Yes, Spotify seems to want to force you to listen to the same things over and over, almost as if someone wants to boast about how many millions of seconds of loading time is saved by their clever caching.


It's known that record labels pay Spotify to promote certain artists more (known as industry plants if they are not already established). They found a loophole so that it's not considered payola (which is illegal) https://twitter.com/AbelowRob/status/1641455112345493506


Around a decade ago, the 'radio based on' RATM's Killing In The Name was a good mix of everything, because of the push for that as Christmas no. 1, it suddenly had a lot of people listening to it who regularly had their tastes in all sorts of other genres. It was quite a fun bit of whiplash to go RATM > SOAD > Dolly Parton > Radiohead > The Kinks and so on

Almost felt like a little 'hack' to get a broader selection of suggestions for a few years (though still largely mainstream stuff)


It seems like the discover weekly playlist does a better job at showing new songs, but you only get that once a week of course, and without any genre control.


You can use "song radio" to get a mix of new material and favourited songs that relate to a song, album or artist. It's even been given a prominent icon if you're using Spotify via Car Play or similar.


There are also genre-based playlists and a release radar.


I used to have a Turtle Beach AudioTron [1] (hardware device to store and play audio files to HIFI amp). Device was terrific (for its time) but the shuffle/random play was slightly off - occasionally you'd get deja vu whilst listening to an artist on shuffle - that completely spoilt the device for me, rather than listening to the music I was listening for the next repeat/pattern.

[1] https://en.wikipedia.org/wiki/AudioTron


I took statistics in college and I was a bad at it. So, the coin-lunch reference in the article would have make me raise my hand and ask: Would not be the case that if a coin toss gives me eagle 1k times in a row, there is something wrong with the coin toss? I know the chance if 50/50. The only way to prove it is by testing it. If a casino has now winners for one year and the regulators say that their tables are legit, well, something is rotten in Denmark.


I implemented this a bunch of years ago in a fork of a SubSonic client. Their explanation wasn't sufficient to implement the algorithm but I did figure it out. I did like it. I stopped using SubSonic and now just use the simplistic shuffle in my media player. It's weird that I'm slightly annoyed when two songs from the same artist are played in proximity.


Spotify random isn't well distributed at all, I always listen to my playlist in random mode and I almost never get a good chunks of tracks.
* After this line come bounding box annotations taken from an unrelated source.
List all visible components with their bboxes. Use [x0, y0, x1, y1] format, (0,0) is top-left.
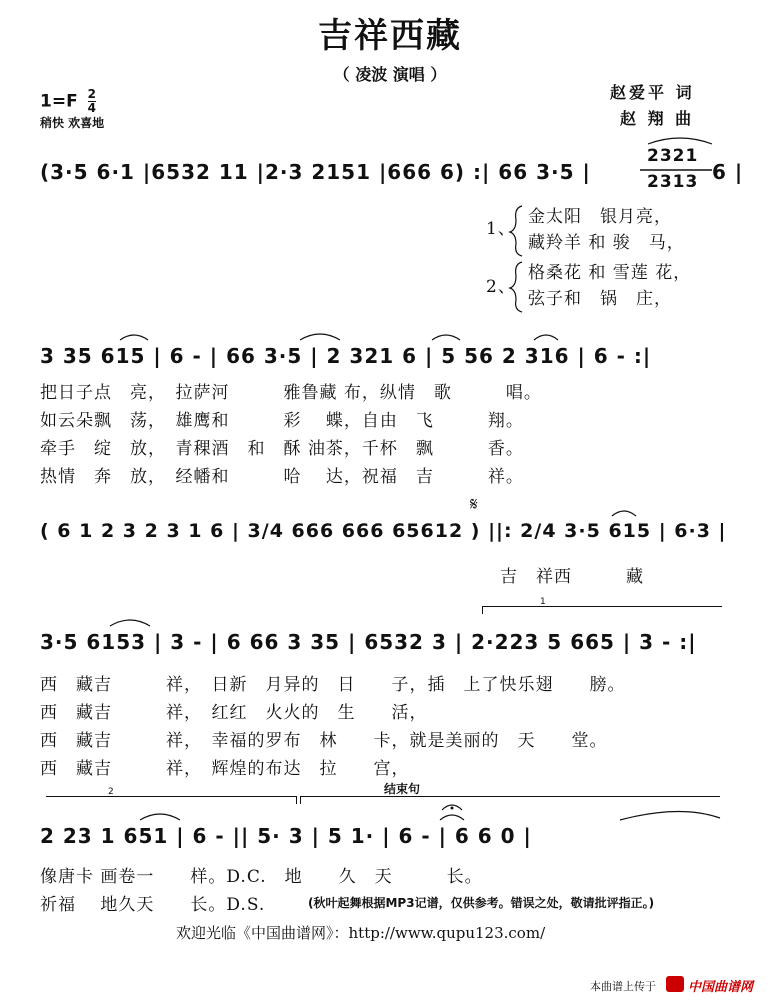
slur-10: [620, 811, 720, 820]
staff3-notation: ( 6 1 2 3 2 3 1 6 | 3/4 666 666 65612 ) ||: 2/4 3·5 615 | 6·3 |: [40, 520, 727, 542]
staff5-notation: 2 23 1 651 | 6 - || 5· 3 | 5 1· | 6 - | 6 6 0 |: [40, 824, 532, 848]
verse1-label: 1、: [486, 219, 516, 239]
verse2-line-a: 格桑花 和 雪莲 花，: [528, 263, 692, 283]
staff4-lyric-4: 西 藏吉 祥， 辉煌的布达 拉 宫，: [40, 759, 410, 779]
verse1-brace: [510, 206, 522, 256]
slur-8: [140, 814, 180, 820]
footer-upload-label: 本曲谱上传于: [590, 980, 656, 993]
lyricist-credit: 赵爱平 词: [610, 83, 695, 102]
staff5-lyric-2a: 祈福 地久天 长。D.S.: [40, 895, 266, 915]
staff2-lyric-3: 牵手 绽 放， 青稞酒 和 酥 油茶，千杯 飘 香。: [40, 439, 524, 459]
website-link[interactable]: 欢迎光临《中国曲谱网》：http://www.qupu123.com/: [176, 924, 546, 942]
time-signature: $\frac{2}{4}$: [87, 87, 96, 115]
staff3-lyric: 吉 祥西 藏: [500, 567, 644, 587]
fermata-dot: [451, 807, 454, 810]
verse1-line-a: 金太阳 银月亮，: [528, 207, 672, 227]
singer-credit: （ 凌波 演唱 ）: [333, 65, 447, 84]
staff4-lyric-3: 西 藏吉 祥， 幸福的罗布 林 卡，就是美丽的 天 堂。: [40, 731, 608, 751]
slur-9: [440, 815, 464, 820]
slur-3: [300, 334, 340, 340]
staff1-notation: (3·5 6·1 |6532 11 |2·3 2151 |666 6) :| 66 3·5 |: [40, 160, 591, 184]
footer-site-name: 中国曲谱网: [688, 980, 754, 995]
staff1-stack-top: 2321: [647, 146, 699, 166]
staff4-lyric-2: 西 藏吉 祥， 红红 火火的 生 活，: [40, 703, 428, 723]
staff2-lyric-1: 把日子点 亮， 拉萨河 雅鲁藏 布，纵情 歌 唱。: [40, 383, 542, 403]
verse2-label: 2、: [486, 277, 516, 297]
composer-credit: 赵 翔 曲: [620, 109, 695, 128]
transcriber-note: (秋叶起舞根据MP3记谱，仅供参考。错误之处，敬请批评指正。): [308, 896, 655, 910]
slur-4: [432, 335, 460, 340]
staff1-stack-bottom: 2313: [647, 172, 699, 192]
slur-1: [648, 138, 712, 144]
slur-2: [120, 335, 148, 340]
key-label: 1=F: [40, 91, 78, 112]
staff4-notation: 3·5 6153 | 3 - | 6 66 3 35 | 6532 3 | 2·223 5 665 | 3 - :|: [40, 630, 697, 654]
segno-sign: 𝄋: [470, 494, 478, 515]
staff2-lyric-2: 如云朵飘 荡， 雄鹰和 彩 蝶，自由 飞 翔。: [40, 411, 524, 431]
volta2-number: 2: [108, 787, 114, 797]
staff2-notation: 3 35 615 | 6 - | 66 3·5 | 2 321 6 | 5 56 2 316 | 6 - :|: [40, 344, 652, 368]
staff1-end: 6 |: [712, 160, 744, 184]
slur-5: [534, 335, 558, 340]
verse2-brace: [510, 262, 522, 312]
verse2-line-b: 弦子和 锅 庄，: [528, 289, 672, 309]
tempo-marking: 稍快 欢喜地: [40, 116, 105, 130]
page-title: 吉祥西藏: [318, 16, 462, 56]
verse1-line-b: 藏羚羊 和 骏 马，: [528, 233, 685, 253]
staff4-lyric-1: 西 藏吉 祥， 日新 月异的 日 子，插 上了快乐翅 膀。: [40, 675, 626, 695]
slur-6: [612, 511, 636, 516]
staff2-lyric-4: 热情 奔 放， 经幡和 哈 达，祝福 吉 祥。: [40, 467, 524, 487]
staff5-lyric-1: 像唐卡 画卷一 样。D.C. 地 久 天 长。: [40, 867, 483, 887]
slur-7: [110, 620, 150, 626]
coda-label: 结束句: [384, 782, 421, 796]
volta1-number: 1: [540, 597, 546, 607]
Using something like last.fm I can clearly see some tracks get hundred of play, while some never get a single one.


Honestly, I really dislike that I can't get Spotify to actually randomize my playlist. I actually want to rediscover some old song that I liked, but it keeps giving me the most recent songs way too much.
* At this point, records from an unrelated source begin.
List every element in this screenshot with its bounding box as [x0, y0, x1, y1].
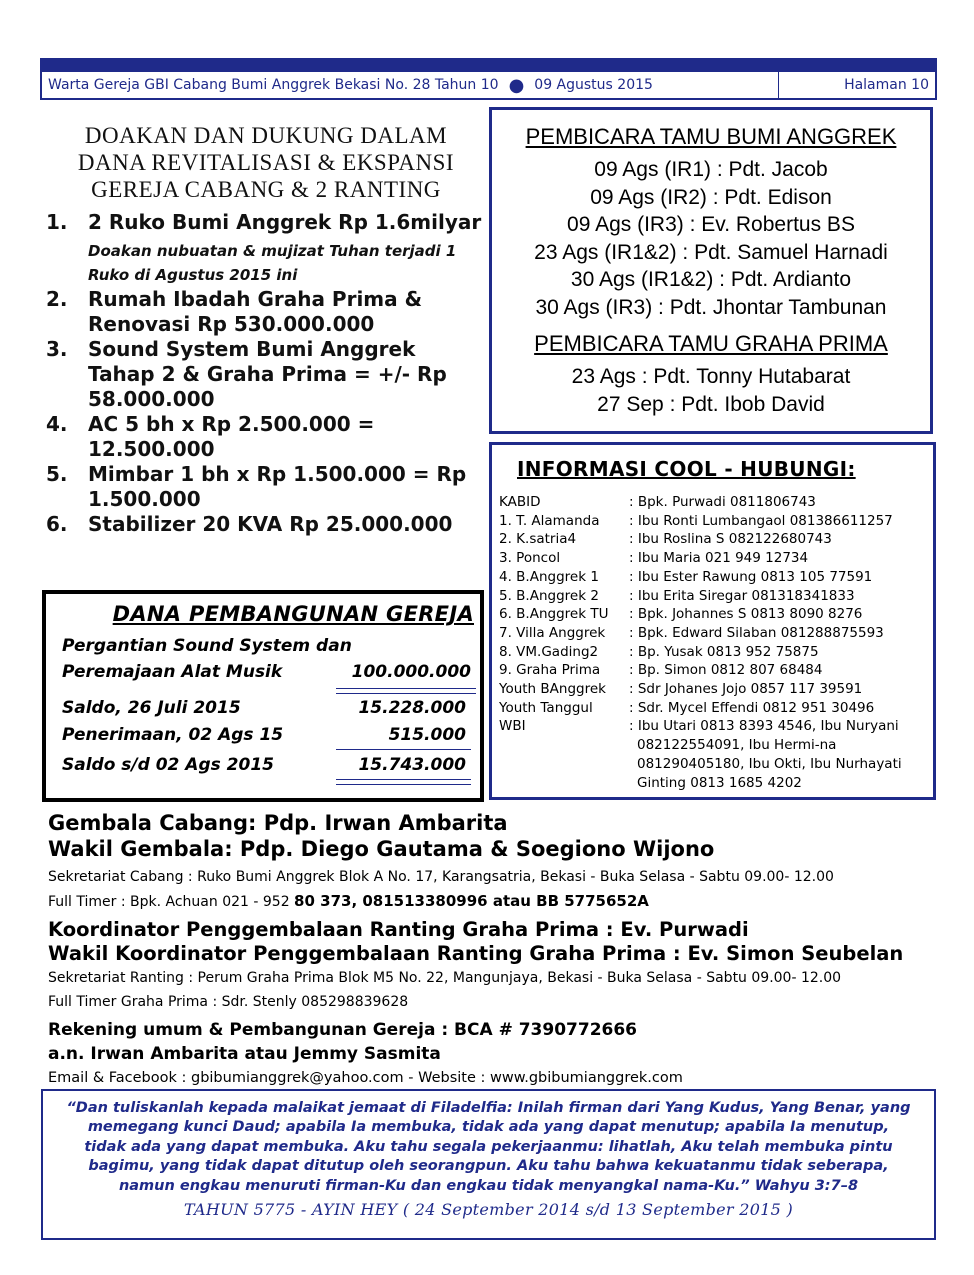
- bullet-icon: ●: [508, 74, 525, 96]
- cool-contact-row: [499, 530, 927, 549]
- cool-contact-person: : Sdr Johanes Jojo 0857 117 39591: [629, 681, 863, 698]
- cool-contact-person: : Bpk. Johannes S 0813 8090 8276: [629, 606, 863, 623]
- bulletin-date: 09 Agustus 2015: [534, 77, 653, 93]
- full-timer-cabang: [48, 889, 938, 914]
- appeal-item-number: 3.: [46, 337, 68, 361]
- cool-contact-person: : Ibu Utari 0813 8393 4546, Ibu Nuryani 082122554091, Ibu Hermi-na 081290405180, Ibu Okti, Ibu Nurhayati Ginting 0813 1685 4202: [629, 718, 902, 791]
- fund-item-line: Pergantian Sound System dan: [62, 636, 352, 656]
- cool-group-name: 4. B.Anggrek 1: [499, 568, 599, 585]
- speakers-title-graha-prima: PEMBICARA TAMU GRAHA PRIMA: [534, 331, 888, 356]
- cool-group-name: 2. K.satria4: [499, 531, 577, 548]
- appeal-item-number: 6.: [46, 512, 68, 536]
- account-holder: a.n. Irwan Ambarita atau Jemmy Sasmita: [48, 1044, 441, 1064]
- scripture-text: “Dan tuliskanlah kepada malaikat jemaat di Filadelfia: Inilah firman dari Yang Kudus, Yang Benar, yang memegang kunci Daud; apabila Ia membuka, tidak ada yang dapat menutup; apabila Ia menutup, tidak ada yang dapat membuka. Aku tahu segala pekerjaanmu: lihatlah, Aku telah membuka pintu bagimu, yang tidak dapat ditutup oleh seorangpun. Aku tahu bahwa kekuatanmu tidak seberapa, namun engkau menuruti firman-Ku dan engkau tidak menyangkal nama-Ku.” Wahyu 3:7–8: [66, 1100, 911, 1194]
- cool-contact-row: [499, 587, 927, 606]
- cool-contact-row: [499, 549, 927, 568]
- appeal-item: [46, 512, 486, 537]
- appeal-item-text: AC 5 bh x Rp 2.500.000 = 12.500.000: [88, 412, 375, 461]
- church-contact-section: [48, 810, 938, 1090]
- cool-contact-person: : Bp. Yusak 0813 952 75875: [629, 643, 819, 660]
- cool-contact-row: [499, 605, 927, 624]
- page-number: Halaman 10: [844, 77, 929, 93]
- cool-contact-row: [499, 717, 927, 792]
- appeal-item: [46, 462, 486, 512]
- cool-group-name: 3. Poncol: [499, 550, 561, 567]
- cool-group-name: 8. VM.Gading2: [499, 643, 599, 660]
- appeal-item: [46, 412, 486, 462]
- full-timer-phone: 80 373, 081513380996 atau BB 5775652A: [294, 892, 649, 910]
- appeal-item-text: Sound System Bumi Anggrek Tahap 2 & Graha Prima = +/- Rp 58.000.000: [88, 337, 447, 411]
- bulletin-title: Warta Gereja GBI Cabang Bumi Anggrek Bekasi No. 28 Tahun 10: [48, 77, 499, 93]
- cool-contact-row: [499, 680, 927, 699]
- appeal-title-line: GEREJA CABANG & 2 RANTING: [91, 177, 441, 202]
- building-fund-title: DANA PEMBANGUNAN GEREJA: [112, 602, 474, 626]
- cool-group-name: 9. Graha Prima: [499, 662, 601, 679]
- appeal-item-number: 1.: [46, 210, 68, 234]
- appeal-item-text: Mimbar 1 bh x Rp 1.500.000 = Rp 1.500.000: [88, 462, 467, 511]
- hebrew-year-line: TAHUN 5775 - AYIN HEY ( 24 September 2014 s/d 13 September 2015 ): [183, 1200, 794, 1220]
- email-website: Email & Facebook : gbibumianggrek@yahoo.com - Website : www.gbibumianggrek.com: [48, 1070, 683, 1086]
- cool-group-name: 7. Villa Anggrek: [499, 624, 606, 641]
- cool-contact-person: : Bpk. Purwadi 0811806743: [629, 494, 816, 510]
- cool-contact-person: : Ibu Ester Rawung 0813 105 77591: [629, 568, 873, 585]
- speaker-row: 09 Ags (IR1) : Pdt. Jacob: [594, 158, 828, 181]
- cool-info-title: INFORMASI COOL - HUBUNGI:: [517, 457, 856, 481]
- appeal-title: [46, 122, 486, 203]
- building-fund-box: [42, 590, 484, 802]
- page-header: [40, 72, 937, 100]
- speaker-row: 30 Ags (IR3) : Pdt. Jhontar Tambunan: [535, 295, 887, 319]
- wakil-koordinator-ranting: Wakil Koordinator Penggembalaan Ranting Graha Prima : Ev. Simon Seubelan: [48, 942, 904, 965]
- cool-contact-table: [499, 493, 927, 792]
- saldo-akhir-label: Saldo s/d 02 Ags 2015: [62, 755, 274, 775]
- saldo-amount: 15.228.000: [358, 698, 466, 718]
- appeal-item: [46, 210, 486, 287]
- penerimaan-amount: 515.000: [388, 725, 466, 745]
- appeal-item-number: 4.: [46, 412, 68, 436]
- double-underline: [336, 688, 476, 694]
- speaker-row: 23 Ags (IR1&2) : Pdt. Samuel Harnadi: [534, 240, 888, 264]
- sekretariat-ranting: Sekretariat Ranting : Perum Graha Prima Blok M5 No. 22, Mangunjaya, Bekasi - Buka Selasa - Sabtu 09.00- 12.00: [48, 970, 842, 986]
- cool-contact-row: [499, 493, 927, 512]
- gembala-cabang: Gembala Cabang: Pdp. Irwan Ambarita: [48, 811, 508, 835]
- appeal-item-note: Doakan nubuatan & mujizat Tuhan terjadi 1 Ruko di Agustus 2015 ini: [88, 242, 457, 284]
- bank-account: Rekening umum & Pembangunan Gereja : BCA # 7390772666: [48, 1020, 638, 1040]
- appeal-item-text: 2 Ruko Bumi Anggrek Rp 1.6milyar: [88, 210, 482, 234]
- cool-group-name: WBI: [499, 718, 526, 735]
- appeal-item-text: Stabilizer 20 KVA Rp 25.000.000: [88, 512, 453, 536]
- fund-item-amount: 100.000.000: [351, 662, 471, 682]
- appeal-item-number: 5.: [46, 462, 68, 486]
- cool-contact-row: [499, 624, 927, 643]
- cool-contact-row: [499, 568, 927, 587]
- header-bar: [40, 58, 937, 72]
- wakil-gembala: Wakil Gembala: Pdp. Diego Gautama & Soegiono Wijono: [48, 837, 715, 861]
- cool-group-name: Youth BAnggrek: [499, 681, 606, 698]
- saldo-label: Saldo, 26 Juli 2015: [62, 698, 241, 718]
- speaker-row: 09 Ags (IR3) : Ev. Robertus BS: [567, 213, 855, 236]
- cool-contact-row: [499, 661, 927, 680]
- double-underline: [336, 779, 471, 785]
- appeal-title-line: DOAKAN DAN DUKUNG DALAM: [84, 123, 448, 148]
- full-timer-text: Full Timer : Bpk. Achuan 021 - 952: [48, 894, 295, 910]
- speaker-row: 23 Ags : Pdt. Tonny Hutabarat: [571, 365, 851, 388]
- appeal-item: [46, 337, 486, 412]
- scripture-box: [41, 1089, 936, 1240]
- full-timer-graha-prima: Full Timer Graha Prima : Sdr. Stenly 085298839628: [48, 994, 409, 1010]
- saldo-akhir-amount: 15.743.000: [358, 755, 466, 775]
- koordinator-ranting: Koordinator Penggembalaan Ranting Graha Prima : Ev. Purwadi: [48, 918, 749, 941]
- guest-speakers-box: [489, 107, 933, 434]
- appeal-title-line: DANA REVITALISASI & EKSPANSI: [77, 150, 455, 175]
- cool-contact-person: : Ibu Maria 021 949 12734: [629, 550, 809, 567]
- speakers-title-bumi-anggrek: PEMBICARA TAMU BUMI ANGGREK: [525, 124, 897, 149]
- cool-contact-person: : Ibu Roslina S 082122680743: [629, 531, 832, 548]
- appeal-item-text: Rumah Ibadah Graha Prima & Renovasi Rp 530.000.000: [88, 287, 423, 336]
- cool-group-name: 5. B.Anggrek 2: [499, 587, 599, 604]
- cool-contact-person: : Ibu Ronti Lumbangaol 081386611257: [629, 512, 893, 529]
- cool-contact-row: [499, 699, 927, 718]
- cool-group-name: 1. T. Alamanda: [499, 512, 600, 529]
- speaker-row: 27 Sep : Pdt. Ibob David: [597, 392, 825, 416]
- cool-contact-person: : Sdr. Mycel Effendi 0812 951 30496: [629, 699, 875, 716]
- cool-contact-row: [499, 512, 927, 531]
- speaker-row: 09 Ags (IR2) : Pdt. Edison: [590, 185, 832, 209]
- cool-contact-person: : Bpk. Edward Silaban 081288875593: [629, 624, 884, 641]
- cool-contact-person: : Bp. Simon 0812 807 68484: [629, 662, 823, 679]
- sum-line: [336, 749, 471, 750]
- cool-group-name: Youth Tanggul: [499, 699, 593, 716]
- cool-info-box: [489, 442, 936, 800]
- sekretariat-cabang: Sekretariat Cabang : Ruko Bumi Anggrek Blok A No. 17, Karangsatria, Bekasi - Buka Selasa - Sabtu 09.00- 12.00: [48, 869, 834, 885]
- cool-group-name: 6. B.Anggrek TU: [499, 606, 609, 623]
- cool-contact-person: : Ibu Erita Siregar 081318341833: [629, 587, 855, 604]
- cool-contact-row: [499, 643, 927, 662]
- penerimaan-label: Penerimaan, 02 Ags 15: [62, 725, 284, 745]
- speaker-row: 30 Ags (IR1&2) : Pdt. Ardianto: [570, 268, 852, 291]
- appeal-list: [46, 210, 486, 537]
- cool-group-name: KABID: [499, 494, 541, 510]
- appeal-item: [46, 287, 486, 337]
- appeal-item-number: 2.: [46, 287, 68, 311]
- fund-item-line: Peremajaan Alat Musik: [62, 662, 283, 682]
I understand that you need to make something that the average user perceives as random, but please give me some control in the advanced settings, it's literally one of the few things I want to control.


I prefer randomizing lists but not songs. Spotify's user experience could be better in this regard tbh.


Any shuffle algorithm is fine but the problem is Spotify's brainlessness: it routinely plays songs it just played. If you are any long-term user then you have playlists of hundreds of songs and my guess is that you haven't heard some of those songs in ages which means ... the FEATURE IS BROKEN.

I'd prefer a weighted shuffle based on the staleness of a song in a playlist. That way you eventually get through all of the music but in a pseudo-random order.